Hyundai riprende le vendite di 2026 Palisade a seguito di un aggiornamento critico sulla sicurezza

14

Hyundai ha revocato il blocco delle vendite sui suoi modelli 2026 Palisade, in particolare sui modelli di fascia alta Calligraphy e Limited. La pausa, iniziata a metà marzo, è stata attuata in seguito ad un tragico incidente che ha comportato la morte di un bambino di due anni.

La casa automobilistica ha ora finalizzato una revisione completa del software progettata per prevenire incidenti simili modificando radicalmente il funzionamento dei sedili posteriori elettrici del veicolo.

La radice del problema: la funzionalità del sedile

Le preoccupazioni per la sicurezza erano incentrate sui sedili elettrici della seconda e terza fila. Nelle versioni precedenti, la facilità d’uso, in particolare la capacità di riporre o ripiegare i sedili con un intervento minimo, creava il rischio che gli occupanti potessero rimanere inavvertitamente intrappolati o schiacciati durante le regolazioni dei sedili.

Per risolvere questo problema, Hyundai si è allontanata dall’automazione “convenienza” a favore di protocolli di sicurezza più rigorosi.

Modifiche chiave nell’aggiornamento del software

La nuova patch software introduce diversi livelli di protezione per garantire che i movimenti del sedile siano intenzionali e monitorati:

  • Rilevamento migliorato: Il nucleo dell’aggiornamento riguarda il software avanzato di riconoscimento degli occupanti e degli oggetti. Questo ha lo scopo di aiutare il veicolo a percepire meglio se un bambino o un oggetto si trova sul percorso di un sedile in movimento.
  • Requisiti di input modificati: La funzione “single-touch”, che consentiva di riporre automaticamente i sedili con una sola pressione, è stata rimossa. Gli utenti devono ora utilizzare un’operazione “tocco e pressione” per ripiegare i sedili posteriori, assicurandosi che il movimento sia intenzionale.
  • Restrizioni operative:
  • La funzione di ripiegamento del sedile ora può essere attivata solo quando il portellone è aperto.
  • Il controllo delle funzioni di piegatura e sistemazione è stato disabilitato tramite lo schermo di infotainment per impedire l’attivazione remota accidentale.

Come viene implementata la correzione

Hyundai sta utilizzando un duplice approccio per implementare queste modifiche sia al nuovo inventario che ai proprietari esistenti:

  1. Aggiornamenti Over-the-Air (OTA): i veicoli dotati di un abbonamento Bluelink attivo possono ricevere l’aggiornamento in modalità wireless, riducendo al minimo i disagi per il proprietario.
  2. Installazione da parte del concessionario: per i clienti senza Bluelink o per coloro che preferiscono un’installazione manuale, l’aggiornamento è disponibile tramite i concessionari Hyundai locali.

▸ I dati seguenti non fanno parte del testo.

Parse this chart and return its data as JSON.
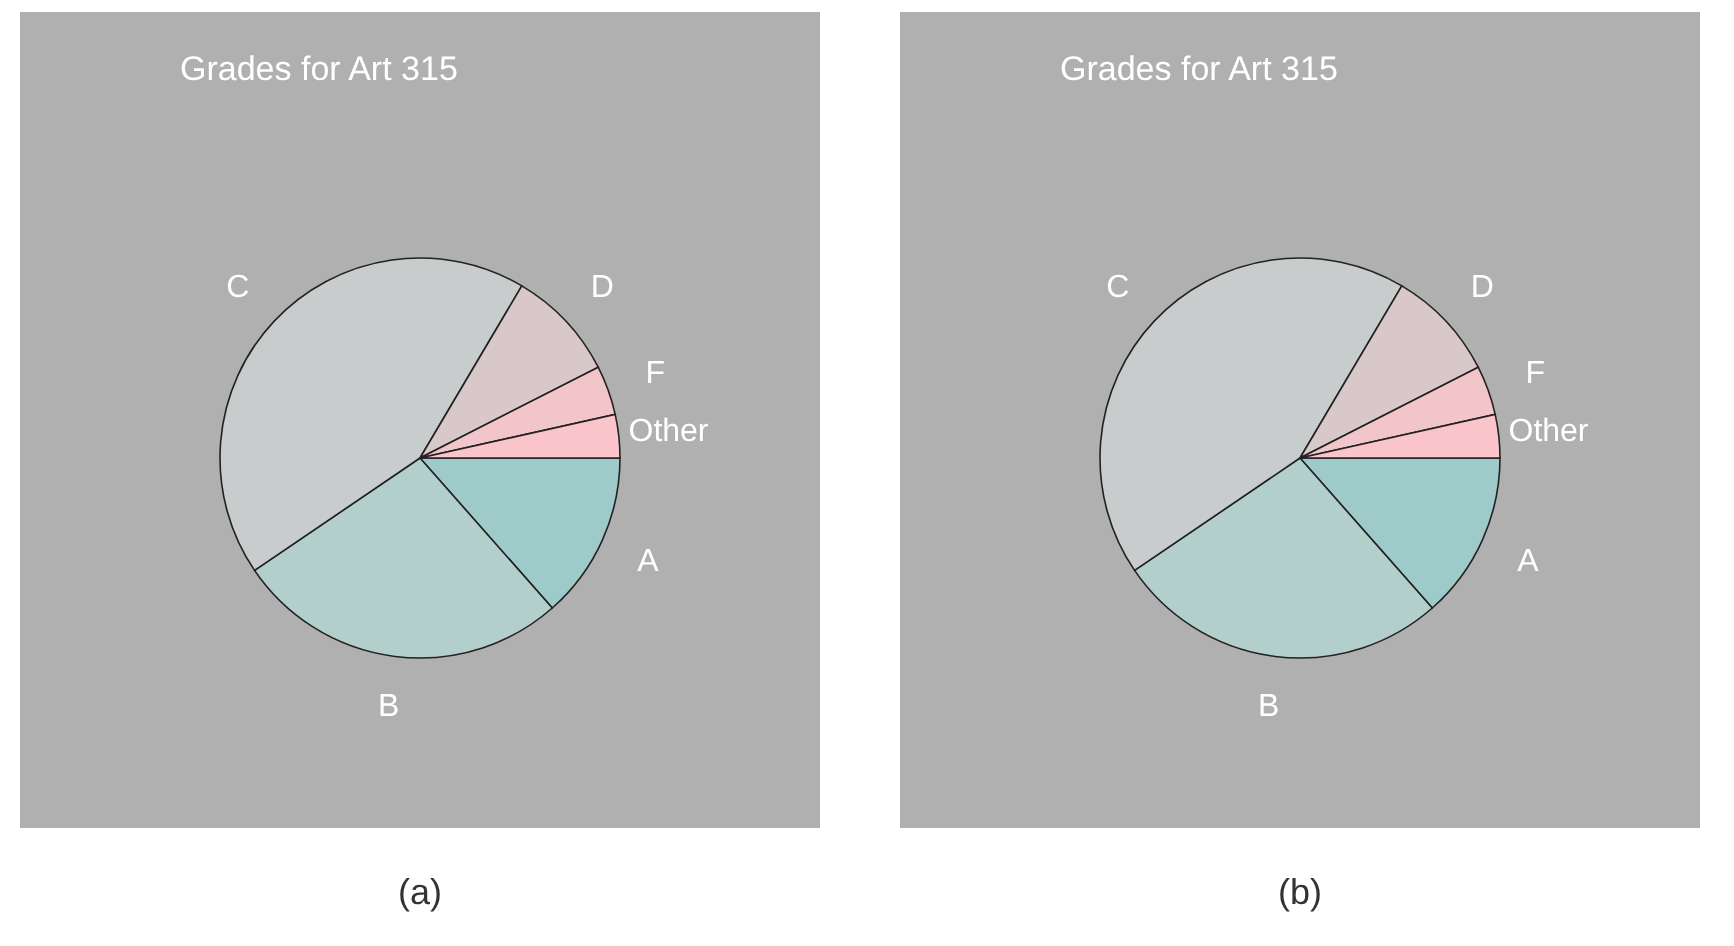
{
  "chart_data": [
    {
      "type": "pie",
      "title": "Grades for Art 315",
      "categories": [
        "A",
        "B",
        "C",
        "D",
        "F",
        "Other"
      ],
      "values": [
        13.5,
        27,
        43,
        9,
        4,
        3.5
      ],
      "colors": [
        "#9ecaca",
        "#b3cfcc",
        "#c8cccd",
        "#d8c8ca",
        "#f2c5cb",
        "#fbc4cb"
      ],
      "legend": false,
      "annotations": [
        "(a)"
      ]
    },
    {
      "type": "pie",
      "title": "Grades for Art 315",
      "categories": [
        "A",
        "B",
        "C",
        "D",
        "F",
        "Other"
      ],
      "values": [
        13.5,
        27,
        43,
        9,
        4,
        3.5
      ],
      "colors": [
        "#9ecaca",
        "#b3cfcc",
        "#c8cccd",
        "#d8c8ca",
        "#f2c5cb",
        "#fbc4cb"
      ],
      "legend": false,
      "annotations": [
        "(b)"
      ]
    }
  ]
}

I rivenditori erano precedentemente sottoposti a un ordine di “stop vendita”; ora possono riprendere le vendite una volta che il software aggiornato è stato applicato con successo al loro inventario attuale.

Perché è importante

Questo incidente evidenzia una crescente tensione nella progettazione automobilistica: l’equilibrio tra comodità per l’utente e sicurezza dei passeggeri. Man mano che i SUV diventano tecnologicamente più avanzati, le funzionalità “intelligenti” come i sedili elettrici possono inavvertitamente creare nuovi pericoli se mancano di un feedback sensoriale sufficiente. La decisione di Hyundai di disabilitare alcune funzionalità automatizzate e di richiedere comandi manuali di “attesa” riflette una tendenza più ampia del settore a dare priorità ai meccanismi di sicurezza rispetto all’automazione senza soluzione di continuità nelle aree ad alto rischio del veicolo.

La transizione dall’automazione single-touch ai requisiti “touch-and-hold” segna un cambiamento significativo nel modo in cui Hyundai dà priorità alla sicurezza degli occupanti rispetto alla pura comodità.

Conclusione
Implementando controlli più severi e un migliore rilevamento degli oggetti, Hyundai mira a ripristinare la fiducia dei consumatori e prevenire future tragedie che coinvolgono il suo SUV di punta. La ripresa delle vendite segnala che il produttore ritiene che queste misure di salvaguardia del software siano sufficienti per mitigare i rischi identificati all’inizio di quest’anno.